Figures marquantes de notre histoire : Ignace Bourget (1799-1885)

24 sep 2020

Né à Lauzon, 11e des 13 enfants d’une famille de cultivateurs, Ignace Bourget est ordonné prêtre à Montréal en 1822, et travaille comme secrétaire puis coadjuteur de Mgr Jean-Jacques Lartigue, auprès de qui il apprend son futur métier. En 1840, il est nommé évêque de Montréal. La période de son épiscopat est celle où, après les convulsions politiques de l’époque des Rébellions, le Canada de l’Union et des premières années de la Confédération se bâtit en nation anglophone et protestante.

C’est aussi celle des débuts de la révolution industrielle, qui va bouleverser en profondeur les destins individuels et les cadres sociaux. Dans ce contexte, Mgr Bourget réussit à faire de l’Église une institution attirante pour une partie significative de la jeunesse, capable de créer autour d’elle de nouvelles solidarités communautaires, et en mesure de donner signification et orientation aux épreuves personnelles comme au destin national; une Église qui se met à organiser le territoire, la société et la nation. Ce faisant, Mgr Bourget heurte bien des pouvoirs, il doit composer même avec le Saint-Siège, et, en 1876, il est contraint de démissionner. Mais l’Église et la nation continueront pendant plusieurs décennies à vivre de l’élan qu’il leur a donné.

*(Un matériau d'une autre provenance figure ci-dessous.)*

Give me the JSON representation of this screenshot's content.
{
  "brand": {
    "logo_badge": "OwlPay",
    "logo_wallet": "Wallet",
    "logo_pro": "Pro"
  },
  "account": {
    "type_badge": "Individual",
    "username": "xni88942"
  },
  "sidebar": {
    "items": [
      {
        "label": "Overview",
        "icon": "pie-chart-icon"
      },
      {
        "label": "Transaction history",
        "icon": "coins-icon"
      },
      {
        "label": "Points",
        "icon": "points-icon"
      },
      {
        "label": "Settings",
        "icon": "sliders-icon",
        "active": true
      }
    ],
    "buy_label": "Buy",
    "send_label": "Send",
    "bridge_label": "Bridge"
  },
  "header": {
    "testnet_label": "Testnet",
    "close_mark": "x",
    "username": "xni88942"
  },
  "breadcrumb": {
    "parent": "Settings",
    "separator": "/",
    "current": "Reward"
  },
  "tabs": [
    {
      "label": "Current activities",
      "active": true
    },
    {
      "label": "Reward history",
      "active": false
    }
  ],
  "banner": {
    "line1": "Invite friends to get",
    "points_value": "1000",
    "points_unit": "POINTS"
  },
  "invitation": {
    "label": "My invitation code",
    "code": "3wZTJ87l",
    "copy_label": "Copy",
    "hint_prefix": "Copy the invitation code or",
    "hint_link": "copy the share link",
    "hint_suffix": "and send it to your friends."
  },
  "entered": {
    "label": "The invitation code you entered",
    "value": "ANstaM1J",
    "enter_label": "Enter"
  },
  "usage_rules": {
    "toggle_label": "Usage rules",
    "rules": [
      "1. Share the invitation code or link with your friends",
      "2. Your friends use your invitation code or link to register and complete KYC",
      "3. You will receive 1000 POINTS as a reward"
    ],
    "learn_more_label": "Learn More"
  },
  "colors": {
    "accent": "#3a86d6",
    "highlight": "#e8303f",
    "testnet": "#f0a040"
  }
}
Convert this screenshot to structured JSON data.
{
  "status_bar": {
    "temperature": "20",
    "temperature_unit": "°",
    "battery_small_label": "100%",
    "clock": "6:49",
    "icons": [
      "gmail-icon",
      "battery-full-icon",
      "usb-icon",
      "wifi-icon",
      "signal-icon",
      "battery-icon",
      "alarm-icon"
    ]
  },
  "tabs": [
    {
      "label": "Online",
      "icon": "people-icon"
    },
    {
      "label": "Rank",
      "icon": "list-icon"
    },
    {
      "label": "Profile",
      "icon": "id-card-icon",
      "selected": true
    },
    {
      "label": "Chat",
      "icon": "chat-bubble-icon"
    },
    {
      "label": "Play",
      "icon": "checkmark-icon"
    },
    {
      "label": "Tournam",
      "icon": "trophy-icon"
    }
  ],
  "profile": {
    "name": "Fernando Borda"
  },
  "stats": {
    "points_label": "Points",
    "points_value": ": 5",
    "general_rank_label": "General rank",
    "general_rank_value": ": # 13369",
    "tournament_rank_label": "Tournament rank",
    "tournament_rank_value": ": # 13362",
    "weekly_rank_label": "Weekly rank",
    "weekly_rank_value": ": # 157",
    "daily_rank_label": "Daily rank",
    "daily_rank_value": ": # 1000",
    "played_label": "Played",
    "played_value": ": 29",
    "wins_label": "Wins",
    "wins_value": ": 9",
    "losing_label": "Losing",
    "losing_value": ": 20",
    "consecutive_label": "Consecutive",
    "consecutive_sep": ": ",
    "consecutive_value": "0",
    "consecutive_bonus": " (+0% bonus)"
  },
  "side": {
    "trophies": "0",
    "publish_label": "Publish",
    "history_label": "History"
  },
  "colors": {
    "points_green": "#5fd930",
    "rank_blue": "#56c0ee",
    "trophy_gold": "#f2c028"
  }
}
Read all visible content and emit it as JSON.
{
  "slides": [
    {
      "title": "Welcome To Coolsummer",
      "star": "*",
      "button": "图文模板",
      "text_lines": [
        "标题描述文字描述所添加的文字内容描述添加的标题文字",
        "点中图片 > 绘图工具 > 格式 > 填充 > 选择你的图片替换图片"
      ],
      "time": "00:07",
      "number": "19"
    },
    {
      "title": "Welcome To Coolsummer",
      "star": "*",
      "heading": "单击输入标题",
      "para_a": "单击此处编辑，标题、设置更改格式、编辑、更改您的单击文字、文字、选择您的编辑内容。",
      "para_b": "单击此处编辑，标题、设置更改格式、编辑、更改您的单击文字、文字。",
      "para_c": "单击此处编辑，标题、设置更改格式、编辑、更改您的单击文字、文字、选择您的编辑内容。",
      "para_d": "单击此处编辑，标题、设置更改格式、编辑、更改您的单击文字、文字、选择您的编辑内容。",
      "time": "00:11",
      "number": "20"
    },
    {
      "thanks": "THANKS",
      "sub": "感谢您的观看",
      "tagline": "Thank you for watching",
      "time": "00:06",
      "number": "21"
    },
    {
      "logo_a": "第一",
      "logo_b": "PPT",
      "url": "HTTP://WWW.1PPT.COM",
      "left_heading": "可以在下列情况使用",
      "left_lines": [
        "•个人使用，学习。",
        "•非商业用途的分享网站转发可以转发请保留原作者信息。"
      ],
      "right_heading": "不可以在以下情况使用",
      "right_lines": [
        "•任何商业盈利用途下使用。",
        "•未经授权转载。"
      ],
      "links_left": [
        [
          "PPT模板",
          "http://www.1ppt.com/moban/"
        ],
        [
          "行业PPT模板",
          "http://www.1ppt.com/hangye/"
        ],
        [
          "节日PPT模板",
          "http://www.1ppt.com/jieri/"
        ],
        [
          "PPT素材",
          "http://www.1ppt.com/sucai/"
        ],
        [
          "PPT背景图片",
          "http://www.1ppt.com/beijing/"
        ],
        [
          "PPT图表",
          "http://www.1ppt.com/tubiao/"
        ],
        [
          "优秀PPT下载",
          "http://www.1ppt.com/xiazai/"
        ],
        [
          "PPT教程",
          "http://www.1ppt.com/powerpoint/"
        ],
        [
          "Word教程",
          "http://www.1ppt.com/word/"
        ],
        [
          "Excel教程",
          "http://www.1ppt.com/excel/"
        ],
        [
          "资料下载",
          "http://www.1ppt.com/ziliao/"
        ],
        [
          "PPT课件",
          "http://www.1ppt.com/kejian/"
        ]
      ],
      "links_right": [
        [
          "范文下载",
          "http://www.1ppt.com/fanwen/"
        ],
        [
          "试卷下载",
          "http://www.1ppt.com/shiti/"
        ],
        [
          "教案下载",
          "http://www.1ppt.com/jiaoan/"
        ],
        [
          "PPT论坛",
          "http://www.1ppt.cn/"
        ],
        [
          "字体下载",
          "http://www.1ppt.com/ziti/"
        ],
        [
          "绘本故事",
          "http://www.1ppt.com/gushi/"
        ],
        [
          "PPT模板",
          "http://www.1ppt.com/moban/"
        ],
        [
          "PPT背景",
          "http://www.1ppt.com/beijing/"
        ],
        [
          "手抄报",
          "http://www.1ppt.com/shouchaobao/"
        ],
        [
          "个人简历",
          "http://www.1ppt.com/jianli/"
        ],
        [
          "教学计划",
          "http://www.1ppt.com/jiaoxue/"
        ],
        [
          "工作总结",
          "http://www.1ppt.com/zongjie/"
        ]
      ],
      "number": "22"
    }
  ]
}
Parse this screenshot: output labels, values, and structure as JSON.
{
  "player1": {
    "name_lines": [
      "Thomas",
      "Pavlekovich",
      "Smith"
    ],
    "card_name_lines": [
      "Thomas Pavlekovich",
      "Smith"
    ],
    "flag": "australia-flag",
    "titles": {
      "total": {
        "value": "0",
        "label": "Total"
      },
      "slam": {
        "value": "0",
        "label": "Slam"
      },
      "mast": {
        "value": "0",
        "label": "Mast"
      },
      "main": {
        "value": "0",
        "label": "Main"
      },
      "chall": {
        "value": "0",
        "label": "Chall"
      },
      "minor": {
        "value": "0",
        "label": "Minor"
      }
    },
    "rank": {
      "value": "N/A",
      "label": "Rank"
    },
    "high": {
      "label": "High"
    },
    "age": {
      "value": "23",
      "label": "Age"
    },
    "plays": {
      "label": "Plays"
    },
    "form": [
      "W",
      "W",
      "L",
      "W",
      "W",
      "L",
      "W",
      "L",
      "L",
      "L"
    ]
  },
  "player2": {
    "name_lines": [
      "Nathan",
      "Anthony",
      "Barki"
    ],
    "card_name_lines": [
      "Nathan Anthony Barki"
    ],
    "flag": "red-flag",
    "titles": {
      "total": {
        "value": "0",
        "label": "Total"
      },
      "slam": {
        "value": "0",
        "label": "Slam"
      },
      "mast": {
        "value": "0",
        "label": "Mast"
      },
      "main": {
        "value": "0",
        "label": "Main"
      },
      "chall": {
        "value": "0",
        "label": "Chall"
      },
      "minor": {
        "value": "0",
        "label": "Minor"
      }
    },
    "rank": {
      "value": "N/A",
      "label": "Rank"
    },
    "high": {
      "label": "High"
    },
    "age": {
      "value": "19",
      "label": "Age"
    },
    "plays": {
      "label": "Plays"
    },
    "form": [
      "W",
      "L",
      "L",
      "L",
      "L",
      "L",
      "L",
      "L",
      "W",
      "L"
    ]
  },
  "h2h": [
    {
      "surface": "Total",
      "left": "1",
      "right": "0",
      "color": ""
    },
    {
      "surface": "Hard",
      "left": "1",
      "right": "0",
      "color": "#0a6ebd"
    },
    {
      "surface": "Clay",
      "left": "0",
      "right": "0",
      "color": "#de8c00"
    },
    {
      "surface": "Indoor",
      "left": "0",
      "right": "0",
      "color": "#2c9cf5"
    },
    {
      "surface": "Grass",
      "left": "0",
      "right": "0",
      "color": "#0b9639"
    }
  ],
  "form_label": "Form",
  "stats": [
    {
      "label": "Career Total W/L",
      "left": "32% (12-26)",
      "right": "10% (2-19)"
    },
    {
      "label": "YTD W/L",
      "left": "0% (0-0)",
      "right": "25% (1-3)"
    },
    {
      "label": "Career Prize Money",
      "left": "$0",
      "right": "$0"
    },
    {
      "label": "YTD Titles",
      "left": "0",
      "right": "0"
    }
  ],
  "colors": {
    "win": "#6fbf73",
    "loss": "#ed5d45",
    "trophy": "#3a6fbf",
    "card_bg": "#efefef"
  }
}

Date : 24 septembre 2020 à 19 h
Invitée : Lucia Ferretti, historienne
Animateur : Éric Bédard, historien
Lieu : Auditorium de la Grande Bibliothèque

À propos de Lucia Ferretti

Lucia Ferretti est historienne, spécialiste de l’histoire socioreligieuse du Québec. Elle est professeure à l’Université du Québec à Trois-Rivières. Ses premières recherches ont porté sur le rôle de la paroisse catholique, entre 1850 et 1930, dans l’adaptation à la ville industrielle des ruraux canadiens-français qui venaient s’installer à Montréal (Entre voisins, Boréal, 1992). Elle a aussi travaillé sur la présence des congrégations religieuses féminines dans la protection sociale avant l’avènement de l’État providence (C’est à moi que vous l’avez fait, Septentrion, 2002; Dans Charlevoix, tout se berce, Septentrion, 2014). Ses travaux ont été salués par plusieurs prix, dont le Prix Gérard-Parizeau 2011 (Du devoir de charité au droit à l’aide publique : la naissance de l’État providence au Québec). Elle a aussi publié une Brève histoire de l’Église catholique au Québec (Boréal, 1999). Elle a collaboré à plusieurs expositions, parmi lesquelles Le fabuleux destin des tableaux des abbés Desjardins, présentée en 2017 au Musée national des Beaux-Arts du Québec. Son dernier ouvrage s’intitule L’Action nationale. Le long combat pour le Québec (Del Busso, 2019).

Texte de l’invitée

Pourquoi s’intéresser de nos jours à Ignace Bourget?

Pour trois raisons.

- D’abord, cet évêque a contribué à renforcer beaucoup l’Église catholique du Québec. Il lui a donné une armature et un élan qui ont survécu pratiquement jusqu’au concile Vatican II. Il vaut la peine, je crois, d’en connaître un peu plus sur la dynamique de cette institution.

- Ensuite, en faisant occuper par l’Église les secteurs de l’éducation, de la santé, des services sociaux et de l’aménagement du territoire à une époque où les gouvernements du Canada-Uni se désintéressaient totalement ou presque de ces questions, Bourget a préparé, sur le terrain, l’attribution de ces juridictions à l’État québécois créé par la Confédération. Ce furent même des juridictions exclusives pendant plus d’un siècle, jusqu’à ce que l’État fédéral se mette à y pénétrer dans la seconde moitié du XXe siècle.

- Enfin, l’épiscopat de Mgr Bourget permet de réfléchir à un phénomène capital : celui des moyens dont un peuple dominé dispose pour affirmer son droit d’exister, et d’exister à sa façon, quand l’État auquel il appartient (ici le Canada-Uni) est constitué précisément pour favoriser sa disparition.